Heat rates and dispatch costs are set for the minimum (no-load) operating level, as well as any number of blocks up to maximum capacity. Any number of fuels may be defined for a resource, and EnCompass will utilize the least-cost fuel, subject to minimum and maximum limits. Dependency constraints and waste heat recovery allow combined cycle resources to be modeled as complete configurations or as individual components. Resources may be assigned to multiple environmental programs, which may include mass-based emission allowances, rate-based emission rate credits, or renewable energy credits.
EnCompass will also co-optimize limited energy resources such as hydro, storage, and demand response with load shifting or “bounce back.” Intermittent renewable resources such as wind and solar may be modeled with daily profile shapes down to the 1-minute level.
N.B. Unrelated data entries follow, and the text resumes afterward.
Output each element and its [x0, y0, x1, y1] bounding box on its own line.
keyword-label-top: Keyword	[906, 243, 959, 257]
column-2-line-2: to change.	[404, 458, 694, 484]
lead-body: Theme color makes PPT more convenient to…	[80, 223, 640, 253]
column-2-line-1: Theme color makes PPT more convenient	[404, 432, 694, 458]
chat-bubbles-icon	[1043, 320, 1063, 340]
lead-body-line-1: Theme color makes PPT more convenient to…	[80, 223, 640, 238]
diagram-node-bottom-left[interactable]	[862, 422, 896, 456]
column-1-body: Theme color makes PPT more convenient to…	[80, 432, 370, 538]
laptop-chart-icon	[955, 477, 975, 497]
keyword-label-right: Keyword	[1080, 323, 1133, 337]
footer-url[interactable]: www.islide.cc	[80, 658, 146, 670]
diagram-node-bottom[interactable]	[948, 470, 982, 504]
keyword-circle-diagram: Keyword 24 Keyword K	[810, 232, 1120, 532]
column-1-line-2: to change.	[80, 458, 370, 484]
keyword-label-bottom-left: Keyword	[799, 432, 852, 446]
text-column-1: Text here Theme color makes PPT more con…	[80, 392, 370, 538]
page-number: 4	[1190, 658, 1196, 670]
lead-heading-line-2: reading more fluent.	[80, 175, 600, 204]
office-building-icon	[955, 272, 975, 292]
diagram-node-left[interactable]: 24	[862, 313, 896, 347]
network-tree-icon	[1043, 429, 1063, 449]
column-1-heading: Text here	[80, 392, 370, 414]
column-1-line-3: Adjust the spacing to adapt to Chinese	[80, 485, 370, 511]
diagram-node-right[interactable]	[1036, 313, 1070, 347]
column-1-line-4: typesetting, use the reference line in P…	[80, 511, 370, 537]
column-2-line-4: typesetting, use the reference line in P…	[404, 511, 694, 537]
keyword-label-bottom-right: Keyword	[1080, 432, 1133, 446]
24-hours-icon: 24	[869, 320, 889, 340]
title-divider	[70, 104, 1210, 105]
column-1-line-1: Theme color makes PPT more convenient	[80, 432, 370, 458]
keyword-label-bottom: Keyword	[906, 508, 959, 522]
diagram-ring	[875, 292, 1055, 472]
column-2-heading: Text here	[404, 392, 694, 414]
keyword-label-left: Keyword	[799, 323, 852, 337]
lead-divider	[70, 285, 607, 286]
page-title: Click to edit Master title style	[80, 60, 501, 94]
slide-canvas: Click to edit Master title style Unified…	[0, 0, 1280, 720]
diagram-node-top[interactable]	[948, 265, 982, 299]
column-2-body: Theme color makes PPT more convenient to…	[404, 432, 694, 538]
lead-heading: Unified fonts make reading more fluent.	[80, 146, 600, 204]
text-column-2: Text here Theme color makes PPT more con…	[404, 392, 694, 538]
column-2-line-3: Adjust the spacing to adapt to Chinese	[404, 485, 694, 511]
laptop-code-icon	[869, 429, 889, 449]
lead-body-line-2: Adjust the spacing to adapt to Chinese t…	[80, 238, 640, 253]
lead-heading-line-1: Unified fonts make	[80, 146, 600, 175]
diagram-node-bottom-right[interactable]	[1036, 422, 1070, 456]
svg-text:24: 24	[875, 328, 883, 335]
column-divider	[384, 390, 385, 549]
Combined with the ramp rate restrictions on dispatchable resources, EnCompass provides all of the necessary features to quantify the impacts of renewable and storage integration at the sub-hourly level.
Planned maintenance for resources may be entered with historical or planned dates that repeat in the future every 12 or 18 months, for example. Each potential outage may also have an allowable shift, which allows EnCompass to determine the optimal timing of planned outages within a region. Unplanned outages can then be randomly determined for each resource based on input forced outage rates and lengths. The structured scenarios within EnCompass make it easy to use the same outage schedule from a long-term parent scenario to multiple child scenarios.
EnCompass employs advanced risk modeling that can be applied to any time series value, including but not limited to commodity prices, interest rates, production costs, demand, and renewable generation. One of the primary options is a two-factor mean-reverting model, with short-term market volatility that tends toward a long-term fundamental outlook, which can also be uncertain. Probably distributions can be lognormal, suitable for prices which are positive and skewed higher, as well as normal or uniform. Historical distributions that draw from actual conditions that occurred in the past may be used for weather-related variables such as demand and renewable generation. Correlation can also be defined among time series to represent the inter-dependence on market drivers.
EnCompass uses Monte Carlo sampling to assess market and portfolio impacts due to uncertainty. This sampling can be completely random, or utilize Latin Hypercube Sampling, which takes points equally across a distribution and requires fewer draws for convergence. The Position report displays a complete picture of all possible outcomes and calculates and displays relevant statistics including mean, deviation, confidence intervals, and correlation factors. Scatter plots and box-and-whiskers charts provide a visual indication of relationships and distributions. Financial contracts such as fuel cost hedges can be added after simulations to assess the impacts on expected values and volatility.
The Hawaii Division of Consumer Advocacy (“CA”) filed testimony and exhibits with the Hawaii Public Utilities Commission as a party to Hawaii Electric Light Company’s (“HELCO”) rate case under docket 2015-0170 and Hawaiian Electric Company’s (“HECO”) rate case under docket 2016-0328. The CA’s consultants, Sawvel and Associates, used EnCompass to review HELCO’s 2016 test year and HECO’s 2017 test year analyses and recommend changes to those results. Sawvel considered detailed operational constraints including regulation up and down requirements, dual-train combined cycle modeling, daily start limits, minimum local generation to prevent transmission overloading, commitment operating constraints, and minimum fuel burn requirements.